Wikipedia offers many other references to “loop”—but the ones above came to my mind.
Jim knows the competition is fierce. He told me over IM today: “There are a lot of good Mac news sites on the Web already. I don’t think anyone wanted or needed yet another news site. The Loop is different and leaves room for it and the other sites people visit on a regular basis.”
When Jim and I became friends there were only a handful of Mac news sites. The Mac faithful followed Apple in 2001, but pretty much no one else. Apple launched Mac OS X days after our first email exchange. The first Apple stores opened two months later, and Apple introduced the iPod another five months later. The year 2001 was Apple’s most important since 1984: Apple Store, iPod and Mac OS X seemed innocuous launches at the time, but they would later be the three pillars raising Macs from obscurity to mass popularity. Today, there are seemingly bazillions of blogs and news sites covering Apple news and new lines of business, like iPhone.
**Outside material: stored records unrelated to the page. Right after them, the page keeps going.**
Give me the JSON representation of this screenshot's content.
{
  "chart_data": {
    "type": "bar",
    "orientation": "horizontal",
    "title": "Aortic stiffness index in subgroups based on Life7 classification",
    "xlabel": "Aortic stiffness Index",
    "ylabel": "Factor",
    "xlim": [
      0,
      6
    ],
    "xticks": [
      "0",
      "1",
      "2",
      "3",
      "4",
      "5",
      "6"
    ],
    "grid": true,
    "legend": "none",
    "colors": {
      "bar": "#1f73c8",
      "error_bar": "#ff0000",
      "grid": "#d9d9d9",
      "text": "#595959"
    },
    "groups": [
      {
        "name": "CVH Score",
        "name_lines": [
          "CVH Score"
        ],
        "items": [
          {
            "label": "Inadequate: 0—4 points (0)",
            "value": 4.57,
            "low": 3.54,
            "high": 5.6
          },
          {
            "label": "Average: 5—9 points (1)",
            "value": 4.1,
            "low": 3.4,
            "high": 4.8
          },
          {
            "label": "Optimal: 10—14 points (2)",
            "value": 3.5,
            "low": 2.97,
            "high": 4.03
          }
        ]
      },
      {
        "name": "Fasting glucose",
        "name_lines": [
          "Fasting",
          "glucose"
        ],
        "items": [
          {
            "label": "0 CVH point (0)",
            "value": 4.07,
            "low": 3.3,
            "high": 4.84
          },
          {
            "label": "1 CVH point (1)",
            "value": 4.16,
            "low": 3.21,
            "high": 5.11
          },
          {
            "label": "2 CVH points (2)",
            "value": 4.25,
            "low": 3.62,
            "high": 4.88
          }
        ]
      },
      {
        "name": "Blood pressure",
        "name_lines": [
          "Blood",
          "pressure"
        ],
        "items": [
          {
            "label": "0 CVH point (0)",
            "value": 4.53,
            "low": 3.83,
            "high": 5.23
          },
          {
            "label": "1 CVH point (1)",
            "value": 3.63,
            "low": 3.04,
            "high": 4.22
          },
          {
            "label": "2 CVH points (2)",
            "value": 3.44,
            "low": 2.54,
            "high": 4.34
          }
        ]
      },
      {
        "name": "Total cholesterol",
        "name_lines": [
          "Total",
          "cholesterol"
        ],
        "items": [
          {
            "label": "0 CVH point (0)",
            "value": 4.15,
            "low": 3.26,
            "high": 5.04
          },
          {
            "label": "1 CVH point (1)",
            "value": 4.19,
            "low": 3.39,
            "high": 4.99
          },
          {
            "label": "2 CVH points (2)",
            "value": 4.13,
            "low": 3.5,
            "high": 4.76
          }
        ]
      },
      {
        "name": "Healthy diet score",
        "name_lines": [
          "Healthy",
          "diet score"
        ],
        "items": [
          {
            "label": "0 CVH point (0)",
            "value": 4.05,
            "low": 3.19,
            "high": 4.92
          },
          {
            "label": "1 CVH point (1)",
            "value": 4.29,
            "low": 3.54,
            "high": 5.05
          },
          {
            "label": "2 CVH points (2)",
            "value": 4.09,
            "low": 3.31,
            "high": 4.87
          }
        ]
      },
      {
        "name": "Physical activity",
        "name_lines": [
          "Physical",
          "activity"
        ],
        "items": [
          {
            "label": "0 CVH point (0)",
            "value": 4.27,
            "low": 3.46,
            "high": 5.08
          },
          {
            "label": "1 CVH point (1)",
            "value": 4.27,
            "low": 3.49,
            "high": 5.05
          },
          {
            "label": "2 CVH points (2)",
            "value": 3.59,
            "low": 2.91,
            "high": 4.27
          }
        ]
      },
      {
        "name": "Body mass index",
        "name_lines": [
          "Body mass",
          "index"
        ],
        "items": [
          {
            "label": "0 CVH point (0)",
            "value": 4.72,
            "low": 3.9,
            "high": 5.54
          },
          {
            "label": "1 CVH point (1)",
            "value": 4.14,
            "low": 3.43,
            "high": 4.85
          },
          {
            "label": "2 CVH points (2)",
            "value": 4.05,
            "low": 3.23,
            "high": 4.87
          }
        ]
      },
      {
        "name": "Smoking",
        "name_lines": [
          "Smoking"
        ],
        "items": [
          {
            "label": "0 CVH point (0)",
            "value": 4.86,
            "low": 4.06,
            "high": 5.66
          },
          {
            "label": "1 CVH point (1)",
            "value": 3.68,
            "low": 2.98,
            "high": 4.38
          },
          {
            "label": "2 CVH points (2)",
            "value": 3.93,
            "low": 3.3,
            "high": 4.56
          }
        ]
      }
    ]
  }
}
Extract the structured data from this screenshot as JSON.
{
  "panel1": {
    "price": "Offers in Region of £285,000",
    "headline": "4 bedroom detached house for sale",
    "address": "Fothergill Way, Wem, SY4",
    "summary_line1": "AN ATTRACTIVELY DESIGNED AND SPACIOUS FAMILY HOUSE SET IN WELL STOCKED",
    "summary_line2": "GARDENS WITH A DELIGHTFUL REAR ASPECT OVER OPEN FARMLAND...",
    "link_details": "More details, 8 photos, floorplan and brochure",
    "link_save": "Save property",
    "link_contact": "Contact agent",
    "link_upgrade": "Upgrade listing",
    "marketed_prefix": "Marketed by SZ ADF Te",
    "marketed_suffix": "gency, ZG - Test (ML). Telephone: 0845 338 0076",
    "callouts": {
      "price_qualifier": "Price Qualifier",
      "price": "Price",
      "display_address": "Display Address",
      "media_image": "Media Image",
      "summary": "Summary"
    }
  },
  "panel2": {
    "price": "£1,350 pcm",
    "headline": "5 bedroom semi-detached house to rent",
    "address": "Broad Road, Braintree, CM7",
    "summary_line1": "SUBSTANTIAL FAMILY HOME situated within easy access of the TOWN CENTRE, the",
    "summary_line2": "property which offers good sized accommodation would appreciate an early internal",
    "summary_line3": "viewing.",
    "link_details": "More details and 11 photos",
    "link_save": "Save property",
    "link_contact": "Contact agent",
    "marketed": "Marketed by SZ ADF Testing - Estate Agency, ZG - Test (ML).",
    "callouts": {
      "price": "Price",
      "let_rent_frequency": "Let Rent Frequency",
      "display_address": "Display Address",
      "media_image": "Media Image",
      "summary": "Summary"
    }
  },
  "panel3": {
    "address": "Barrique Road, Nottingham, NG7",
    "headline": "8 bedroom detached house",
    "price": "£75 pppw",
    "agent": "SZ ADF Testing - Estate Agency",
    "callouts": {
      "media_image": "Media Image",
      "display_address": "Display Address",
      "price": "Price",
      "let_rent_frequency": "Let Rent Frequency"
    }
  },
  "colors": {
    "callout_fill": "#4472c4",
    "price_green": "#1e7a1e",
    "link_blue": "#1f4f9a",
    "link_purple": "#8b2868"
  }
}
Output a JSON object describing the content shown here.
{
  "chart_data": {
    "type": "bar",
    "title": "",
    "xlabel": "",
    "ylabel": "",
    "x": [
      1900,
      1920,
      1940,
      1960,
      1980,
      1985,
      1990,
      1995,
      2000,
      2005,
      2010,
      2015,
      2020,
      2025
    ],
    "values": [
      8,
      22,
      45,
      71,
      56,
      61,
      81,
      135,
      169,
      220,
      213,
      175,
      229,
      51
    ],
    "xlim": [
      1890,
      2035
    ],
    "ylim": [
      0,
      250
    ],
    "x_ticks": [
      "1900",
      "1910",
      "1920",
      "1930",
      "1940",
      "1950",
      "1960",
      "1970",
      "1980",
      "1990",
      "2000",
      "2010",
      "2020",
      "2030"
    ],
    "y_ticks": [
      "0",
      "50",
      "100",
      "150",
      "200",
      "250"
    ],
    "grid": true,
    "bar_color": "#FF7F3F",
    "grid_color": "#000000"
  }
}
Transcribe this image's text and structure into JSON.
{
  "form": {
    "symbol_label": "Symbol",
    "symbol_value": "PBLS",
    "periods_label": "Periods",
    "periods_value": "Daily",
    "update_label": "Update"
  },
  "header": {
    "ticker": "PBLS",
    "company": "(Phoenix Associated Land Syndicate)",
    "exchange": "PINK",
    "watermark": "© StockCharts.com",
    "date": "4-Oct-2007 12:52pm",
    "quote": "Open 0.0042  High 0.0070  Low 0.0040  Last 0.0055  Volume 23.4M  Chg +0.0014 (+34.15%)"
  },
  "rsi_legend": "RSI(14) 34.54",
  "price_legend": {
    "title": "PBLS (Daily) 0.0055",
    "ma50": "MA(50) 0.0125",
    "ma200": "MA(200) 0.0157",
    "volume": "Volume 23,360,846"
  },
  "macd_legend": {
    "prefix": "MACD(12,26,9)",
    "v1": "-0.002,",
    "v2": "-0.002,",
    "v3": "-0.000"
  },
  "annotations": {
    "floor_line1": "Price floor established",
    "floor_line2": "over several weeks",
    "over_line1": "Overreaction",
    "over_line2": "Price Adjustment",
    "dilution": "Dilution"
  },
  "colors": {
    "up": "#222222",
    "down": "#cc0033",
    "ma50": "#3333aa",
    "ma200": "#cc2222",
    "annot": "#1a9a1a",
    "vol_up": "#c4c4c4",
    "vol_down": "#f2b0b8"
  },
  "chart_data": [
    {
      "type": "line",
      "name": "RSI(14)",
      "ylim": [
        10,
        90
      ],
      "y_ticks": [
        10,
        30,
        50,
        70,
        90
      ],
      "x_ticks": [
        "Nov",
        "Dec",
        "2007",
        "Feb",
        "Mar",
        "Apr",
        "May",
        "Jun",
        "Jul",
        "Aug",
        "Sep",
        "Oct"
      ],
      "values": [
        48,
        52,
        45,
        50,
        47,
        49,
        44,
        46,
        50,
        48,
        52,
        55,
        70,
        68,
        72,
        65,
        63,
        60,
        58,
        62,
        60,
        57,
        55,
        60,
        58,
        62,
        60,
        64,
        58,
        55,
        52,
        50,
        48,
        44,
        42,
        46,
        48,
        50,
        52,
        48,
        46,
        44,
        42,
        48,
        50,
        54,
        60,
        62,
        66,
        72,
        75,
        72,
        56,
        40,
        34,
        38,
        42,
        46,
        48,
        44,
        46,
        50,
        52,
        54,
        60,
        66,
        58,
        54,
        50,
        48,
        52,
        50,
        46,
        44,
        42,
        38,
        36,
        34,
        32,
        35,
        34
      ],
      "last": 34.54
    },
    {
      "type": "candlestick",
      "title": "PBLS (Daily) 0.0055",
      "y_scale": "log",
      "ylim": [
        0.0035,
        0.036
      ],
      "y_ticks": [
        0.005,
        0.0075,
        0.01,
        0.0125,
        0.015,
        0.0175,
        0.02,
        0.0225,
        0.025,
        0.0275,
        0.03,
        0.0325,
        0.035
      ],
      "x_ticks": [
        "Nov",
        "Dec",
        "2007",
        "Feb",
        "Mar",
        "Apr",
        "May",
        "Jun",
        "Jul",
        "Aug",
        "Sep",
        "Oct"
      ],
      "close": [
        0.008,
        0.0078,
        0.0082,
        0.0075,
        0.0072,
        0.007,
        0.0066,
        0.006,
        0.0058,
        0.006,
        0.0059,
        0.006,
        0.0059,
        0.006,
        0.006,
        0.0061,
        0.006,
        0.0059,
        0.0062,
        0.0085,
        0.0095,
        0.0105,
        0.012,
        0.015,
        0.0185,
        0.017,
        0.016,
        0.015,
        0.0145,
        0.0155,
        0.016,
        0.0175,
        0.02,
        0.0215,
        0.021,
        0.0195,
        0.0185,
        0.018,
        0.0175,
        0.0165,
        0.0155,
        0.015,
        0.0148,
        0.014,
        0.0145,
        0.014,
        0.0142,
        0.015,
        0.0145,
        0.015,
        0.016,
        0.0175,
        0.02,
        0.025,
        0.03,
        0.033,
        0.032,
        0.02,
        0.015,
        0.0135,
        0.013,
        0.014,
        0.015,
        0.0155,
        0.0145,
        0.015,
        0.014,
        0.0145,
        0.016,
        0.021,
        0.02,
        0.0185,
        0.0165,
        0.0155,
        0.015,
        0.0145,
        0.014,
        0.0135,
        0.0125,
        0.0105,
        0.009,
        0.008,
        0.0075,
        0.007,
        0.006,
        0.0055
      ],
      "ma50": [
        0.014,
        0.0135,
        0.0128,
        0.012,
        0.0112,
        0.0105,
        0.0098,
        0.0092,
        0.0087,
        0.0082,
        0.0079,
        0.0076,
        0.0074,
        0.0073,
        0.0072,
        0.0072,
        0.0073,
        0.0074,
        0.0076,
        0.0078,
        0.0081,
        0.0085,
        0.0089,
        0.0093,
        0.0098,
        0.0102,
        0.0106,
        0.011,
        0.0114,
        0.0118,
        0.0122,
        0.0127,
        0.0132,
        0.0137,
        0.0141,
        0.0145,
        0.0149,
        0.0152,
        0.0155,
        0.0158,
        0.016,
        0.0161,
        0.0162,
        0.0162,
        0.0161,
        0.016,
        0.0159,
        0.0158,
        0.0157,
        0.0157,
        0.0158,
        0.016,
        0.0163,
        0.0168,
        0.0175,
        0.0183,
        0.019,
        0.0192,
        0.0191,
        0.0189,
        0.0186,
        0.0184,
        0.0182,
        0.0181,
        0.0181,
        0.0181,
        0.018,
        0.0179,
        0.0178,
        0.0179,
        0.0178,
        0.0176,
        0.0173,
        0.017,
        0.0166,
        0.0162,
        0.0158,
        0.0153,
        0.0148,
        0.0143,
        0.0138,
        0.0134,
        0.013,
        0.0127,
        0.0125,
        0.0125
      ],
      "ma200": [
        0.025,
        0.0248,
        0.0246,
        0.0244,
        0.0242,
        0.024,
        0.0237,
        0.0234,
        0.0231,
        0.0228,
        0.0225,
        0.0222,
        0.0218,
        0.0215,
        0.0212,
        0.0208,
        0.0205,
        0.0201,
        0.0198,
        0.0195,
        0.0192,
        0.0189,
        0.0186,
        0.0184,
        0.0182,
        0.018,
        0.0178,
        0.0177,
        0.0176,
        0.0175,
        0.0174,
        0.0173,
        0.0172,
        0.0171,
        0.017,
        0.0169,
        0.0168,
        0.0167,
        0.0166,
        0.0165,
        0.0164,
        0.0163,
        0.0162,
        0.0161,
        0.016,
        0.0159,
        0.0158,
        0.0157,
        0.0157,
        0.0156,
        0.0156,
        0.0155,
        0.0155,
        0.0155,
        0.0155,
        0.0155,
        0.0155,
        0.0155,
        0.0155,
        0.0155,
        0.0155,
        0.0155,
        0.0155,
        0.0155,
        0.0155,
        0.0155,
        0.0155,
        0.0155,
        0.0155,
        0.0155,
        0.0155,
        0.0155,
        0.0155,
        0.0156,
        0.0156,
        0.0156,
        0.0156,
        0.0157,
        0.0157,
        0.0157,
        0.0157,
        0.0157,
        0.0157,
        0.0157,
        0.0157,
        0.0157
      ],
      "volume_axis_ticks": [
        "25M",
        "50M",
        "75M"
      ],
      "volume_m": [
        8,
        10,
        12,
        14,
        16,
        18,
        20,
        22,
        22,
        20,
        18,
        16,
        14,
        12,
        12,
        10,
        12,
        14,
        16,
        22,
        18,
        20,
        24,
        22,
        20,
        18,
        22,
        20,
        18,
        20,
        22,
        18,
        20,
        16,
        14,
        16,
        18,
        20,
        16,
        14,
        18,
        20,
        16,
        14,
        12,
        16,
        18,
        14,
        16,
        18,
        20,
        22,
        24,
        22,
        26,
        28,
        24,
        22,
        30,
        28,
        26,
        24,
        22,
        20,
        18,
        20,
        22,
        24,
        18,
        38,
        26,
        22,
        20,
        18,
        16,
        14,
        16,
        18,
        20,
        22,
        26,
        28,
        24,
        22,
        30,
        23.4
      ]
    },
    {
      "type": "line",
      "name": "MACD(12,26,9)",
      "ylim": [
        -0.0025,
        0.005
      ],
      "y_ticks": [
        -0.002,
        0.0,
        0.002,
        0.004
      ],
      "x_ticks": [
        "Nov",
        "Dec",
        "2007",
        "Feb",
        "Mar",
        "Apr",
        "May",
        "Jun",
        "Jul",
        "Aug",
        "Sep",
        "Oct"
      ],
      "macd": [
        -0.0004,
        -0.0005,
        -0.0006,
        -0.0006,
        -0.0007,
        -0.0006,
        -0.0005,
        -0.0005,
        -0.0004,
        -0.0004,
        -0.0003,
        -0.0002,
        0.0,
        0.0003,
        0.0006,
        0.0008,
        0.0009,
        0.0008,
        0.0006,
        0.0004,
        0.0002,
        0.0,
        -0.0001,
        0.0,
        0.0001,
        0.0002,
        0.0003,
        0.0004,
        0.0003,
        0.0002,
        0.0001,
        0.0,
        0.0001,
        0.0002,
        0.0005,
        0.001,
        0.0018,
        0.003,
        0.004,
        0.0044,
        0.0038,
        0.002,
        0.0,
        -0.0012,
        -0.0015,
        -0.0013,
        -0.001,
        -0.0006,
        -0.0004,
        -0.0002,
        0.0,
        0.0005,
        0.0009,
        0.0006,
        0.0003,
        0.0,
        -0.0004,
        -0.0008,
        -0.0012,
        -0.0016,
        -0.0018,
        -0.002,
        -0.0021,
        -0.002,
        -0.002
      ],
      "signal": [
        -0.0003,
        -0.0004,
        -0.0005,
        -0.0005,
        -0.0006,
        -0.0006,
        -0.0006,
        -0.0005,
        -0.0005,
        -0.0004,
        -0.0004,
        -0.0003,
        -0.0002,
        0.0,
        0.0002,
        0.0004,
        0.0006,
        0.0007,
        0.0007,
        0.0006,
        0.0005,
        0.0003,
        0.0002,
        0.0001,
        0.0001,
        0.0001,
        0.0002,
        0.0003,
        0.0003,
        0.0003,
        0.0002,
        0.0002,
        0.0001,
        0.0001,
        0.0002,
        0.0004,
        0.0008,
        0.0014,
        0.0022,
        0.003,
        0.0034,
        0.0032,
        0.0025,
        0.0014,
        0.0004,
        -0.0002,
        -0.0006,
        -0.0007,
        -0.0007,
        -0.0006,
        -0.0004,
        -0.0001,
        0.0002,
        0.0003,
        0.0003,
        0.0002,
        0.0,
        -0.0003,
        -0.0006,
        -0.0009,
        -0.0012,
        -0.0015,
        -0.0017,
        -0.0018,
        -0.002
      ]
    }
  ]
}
With so much news competition, and more still from social networks and Twitter, The Loop launches at a conceptually bad time. Jim understands, but what can he do? He didn’t voluntarily give up his job at Macworld. Jim told me over IM:
It’s a tough market for journalists these days, so you have to think about what you can offer to readers that they can’t get somewhere else. The opinions and commentary I offer on The Loop come from my 15 years of covering Apple. They are unique and give the readers something to think about.
Something else Jim did smart with respect to branding and marketing: While the site debuted in June, Jim gave The Loop a kick-start by issuing a press release last week. I was surprised by how many blogs, news sites or tweets treated The Loop as newly launched when it was more than two months old. That says something about the power of a press release and the poor quality of independent reporting (See what happens when the most senior reporters are laid off).
Can The Loop succeed? So far, Jim has made good branding, content and even design decisions. The site’s design is clean and content is easy to find and read. Then there is reporting experience and deep sourcing that come from covering a company for a decade-and-a-half. Yesterday, Jim tapped his sources to debunk rumors Apple would launch a tablet Mac during a planned September 7 event. It’s sad no news or new media organization will be pay for Jim’s experience.
Jim and I also spoke on the phone today. I asked what advice he had for others. Jim is surprisingly and sadly realistic about the state of our profession. For people thinking about the news media: “Don’t become a journalist.” For journalists laid off or soon to be: “Take the retraining.”